“小餐厅的门敞开着,我向里望去,看见主人躺在沙发旁的地板上,右手抬起。我惊呆了,手脚不听使唤。而他虽然没有失去知觉,却已不能说话。他的听觉非常好,显然听到了我的脚步声,勉强抬起手臂叫我帮忙。
“我跑过去问:‘斯大林同志,您怎么了?’他试图用左手整理一下什么,而我又问:‘是不是要叫医生?’他的回答只是含混不清的‘嗞……嗞’声。地板上有一份《真理报》,还有一块摔坏的怀表。我拿起表,看到时针指着6点半。旁边桌上放着一瓶‘纳尔赞’矿泉水,看来他是来拿水的。我问了他大约两三分钟,突然听他打起呼噜来……听着这轻轻的呼噜声,感觉他只是睡着了。”
洛兹加乔夫通过内部电话叫来斯塔罗斯京,卫队军官图科夫和服务员布图索娃随后也到了。大家一起动手,把斯大林抬到长沙发上,本来试着让他躺得舒服些,但是没有成功。

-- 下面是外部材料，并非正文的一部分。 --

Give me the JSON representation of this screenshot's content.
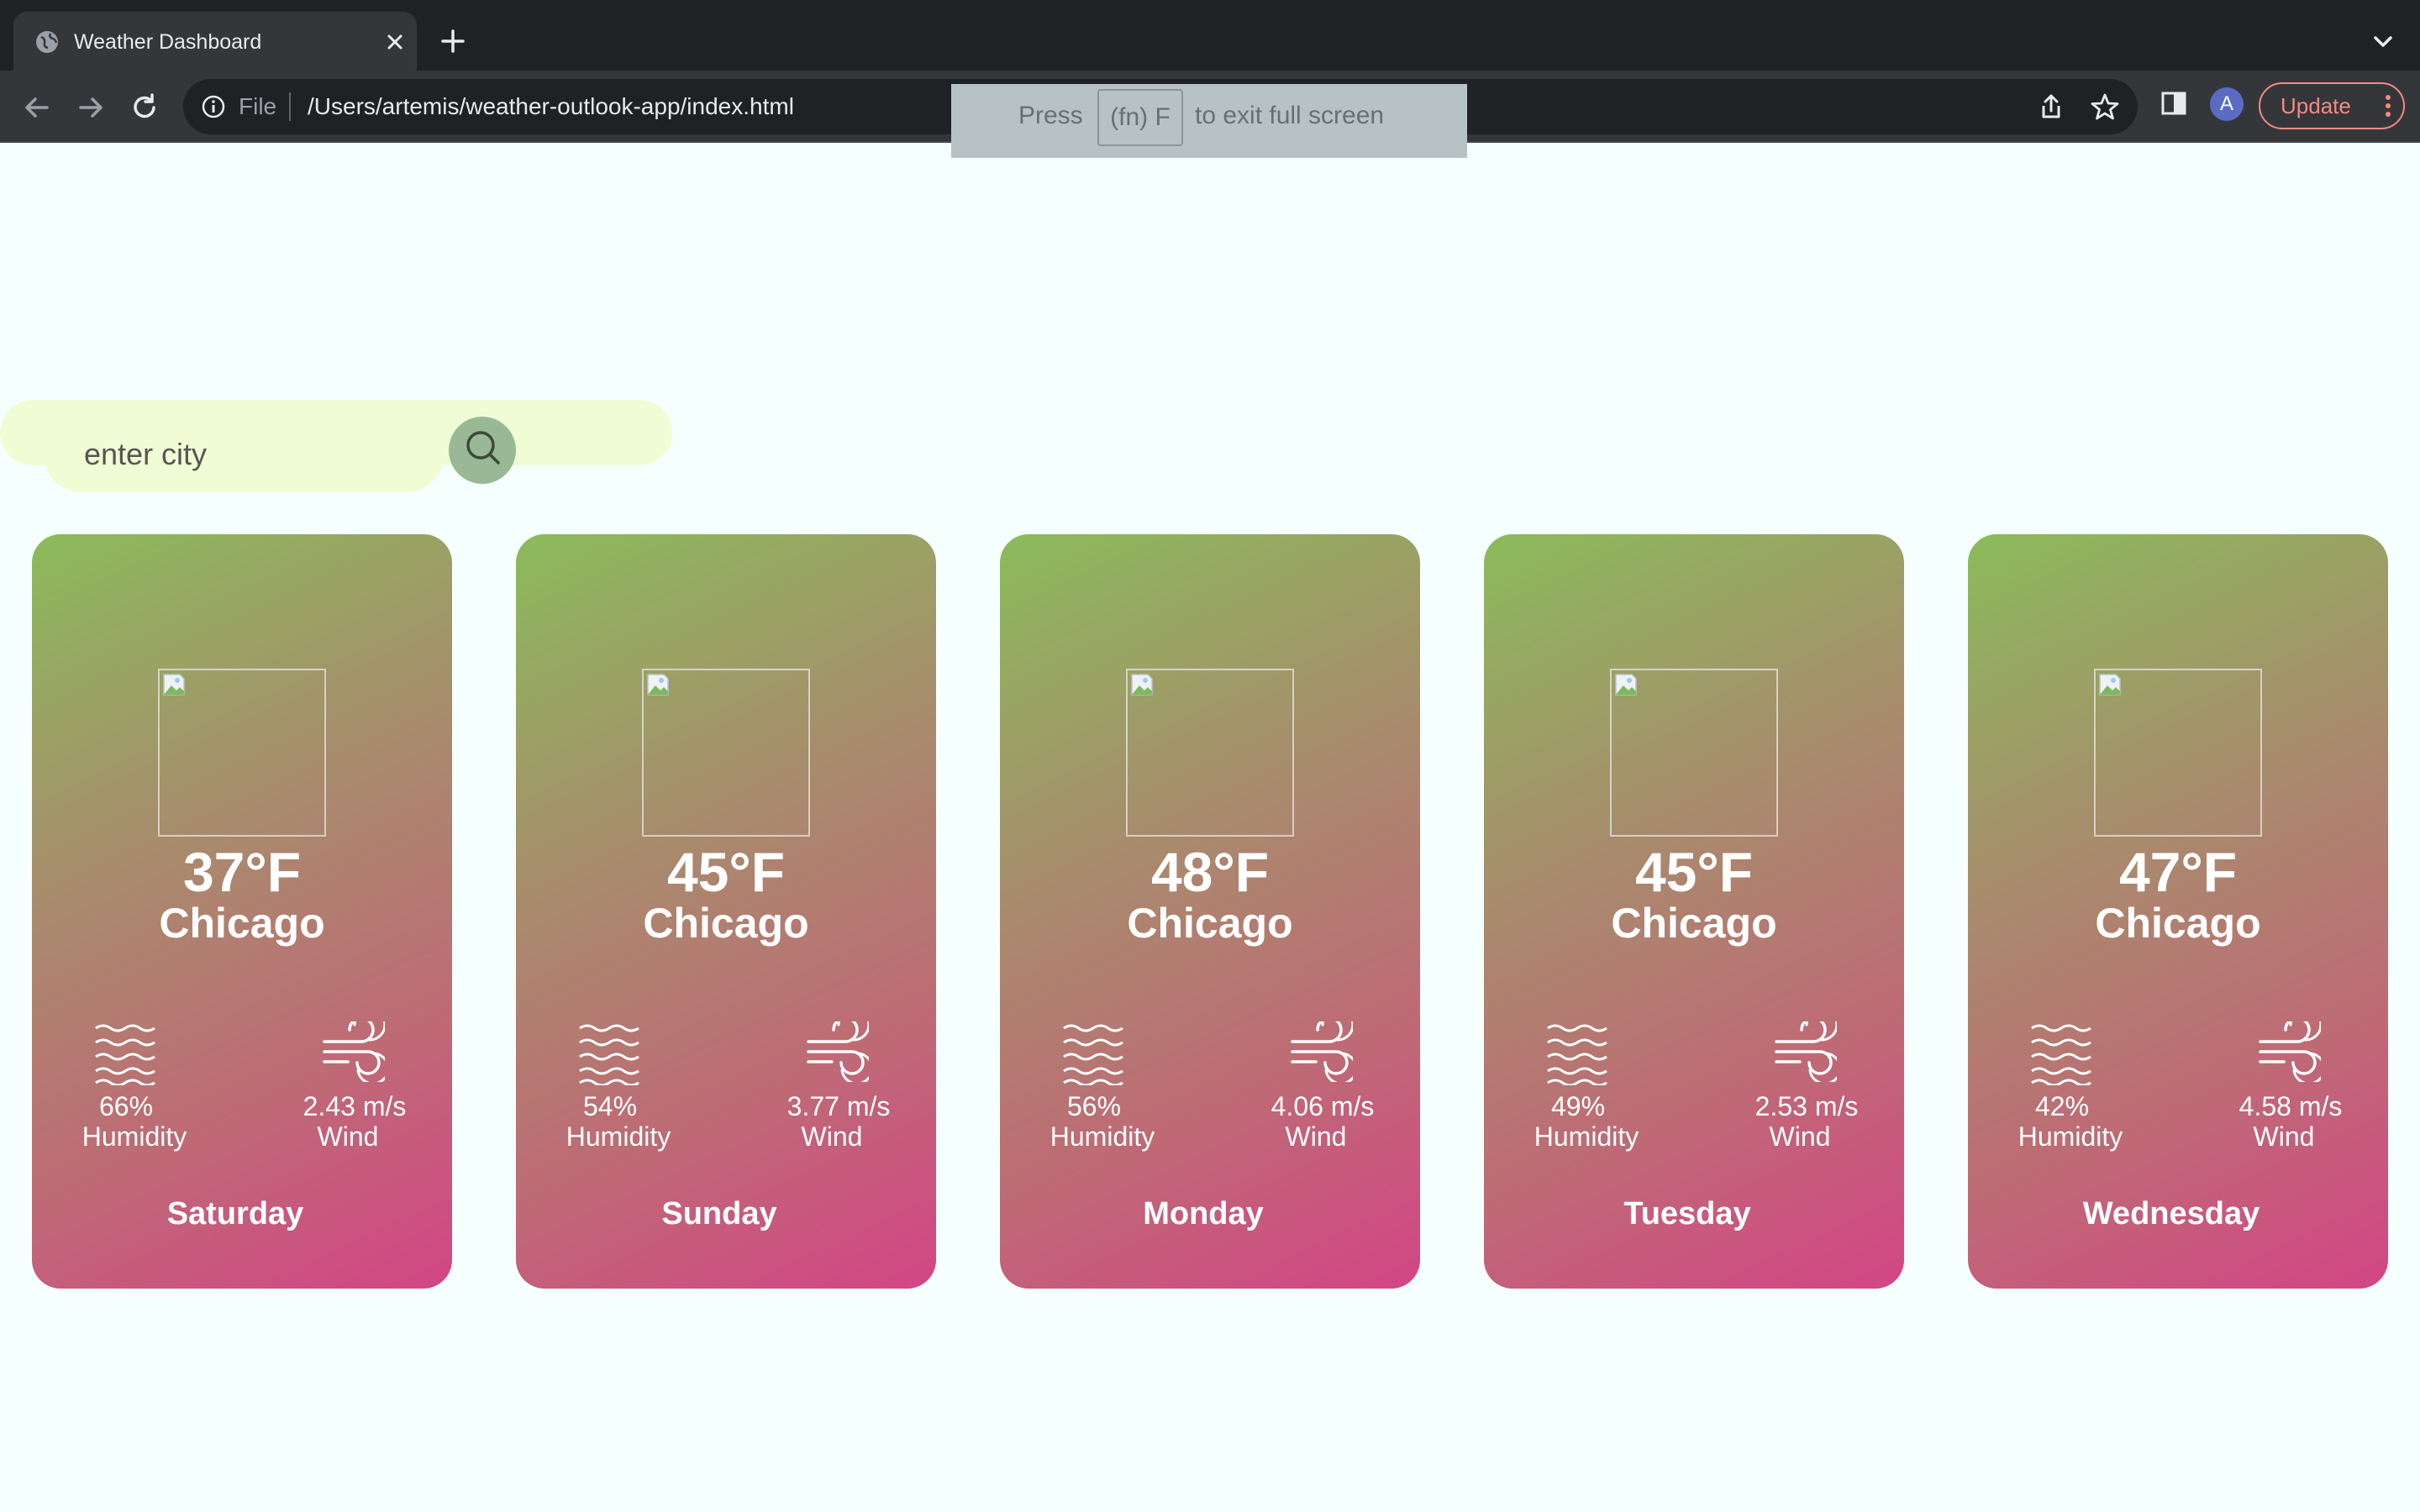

洛兹加乔夫让斯塔罗斯京“去给所有人打电话”,自己则留在斯大林身边,他躺在沙发上一动不动,只是打着呼噜。斯塔罗斯京把电话打给了国家安全部长伊格纳季耶夫,后者吓坏了,让斯塔罗斯京把电话打给贝利亚和马林科夫。斯塔罗斯京打电话的时候,洛兹加乔夫和其他人决定把斯大林搬到大餐厅的大沙发上,因为那里通风好。
4.贝利亚不敢“叫醒”斯大林
虽然从克里姆林宫开车到“布利日尼亚”别墅一般只要半个小时,但是贝利亚和马林科夫却是两个小时后才到。卫队军官们回忆,马林科夫进门后脱了鞋,而贝利亚则一反常态,没脱外套,更别说脱鞋了。
贝利亚进了大厅,和马林科夫一起来到沙发前,斯大林闭着眼睛躺在上面。贝利亚对马林科夫说:“格奥尔基,你叫醒他,问他出了什么事。”后者回答:“不,你自己来吧,我不叫。”

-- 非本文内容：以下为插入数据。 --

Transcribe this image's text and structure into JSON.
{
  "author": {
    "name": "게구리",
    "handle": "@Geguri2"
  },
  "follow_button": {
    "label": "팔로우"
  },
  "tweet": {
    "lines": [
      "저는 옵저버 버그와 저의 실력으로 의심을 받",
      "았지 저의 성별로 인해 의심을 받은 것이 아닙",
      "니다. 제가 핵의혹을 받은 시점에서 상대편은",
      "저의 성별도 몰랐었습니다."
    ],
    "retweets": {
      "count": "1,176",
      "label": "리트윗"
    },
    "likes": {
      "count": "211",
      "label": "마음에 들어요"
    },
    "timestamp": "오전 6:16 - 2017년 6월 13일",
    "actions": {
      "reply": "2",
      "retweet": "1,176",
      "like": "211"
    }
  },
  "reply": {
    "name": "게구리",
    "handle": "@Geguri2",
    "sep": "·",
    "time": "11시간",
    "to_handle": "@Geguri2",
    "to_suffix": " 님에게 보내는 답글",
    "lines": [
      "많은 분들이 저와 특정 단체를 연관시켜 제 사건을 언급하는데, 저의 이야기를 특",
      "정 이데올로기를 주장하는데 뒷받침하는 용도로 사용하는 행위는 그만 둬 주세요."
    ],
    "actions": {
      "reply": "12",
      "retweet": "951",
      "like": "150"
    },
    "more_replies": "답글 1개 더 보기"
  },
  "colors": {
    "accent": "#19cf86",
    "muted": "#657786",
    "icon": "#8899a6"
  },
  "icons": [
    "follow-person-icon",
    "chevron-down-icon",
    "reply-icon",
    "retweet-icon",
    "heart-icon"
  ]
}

于是,贝利亚粗暴地对警卫喊:“斯大林同志正在睡觉,你们难道没看见吗?没什么要紧的,你们别因为一点小事就惊慌失措。如果有什么事,你们就打电话,我们会带医生来。”这已经是第二天凌晨一二点钟的事了。有鉴于贝利亚当时的表现,不少人怀疑是贝利亚谋杀了斯大林。这点现在很难证实,但是贝利亚等其他领导人肯定是巴不得斯大林早点去见马克思的。
最后只留下了卫队人员。毫无疑问,贝利亚和马林科夫清楚斯大林的情况,但他们显然认为最好把责任转嫁到卫队身上。当时,“布利日尼亚”别墅里甚至没有值班医生,整整一个晚上,斯大林的身边只有值班军官,其中包括洛兹加乔夫,他后来证实,主人几次苏醒过来,并且试图起身。
3月2日早晨,中央委员会主席团的所有成员才出现在别墅里,和他们同时到来的当然还有医生。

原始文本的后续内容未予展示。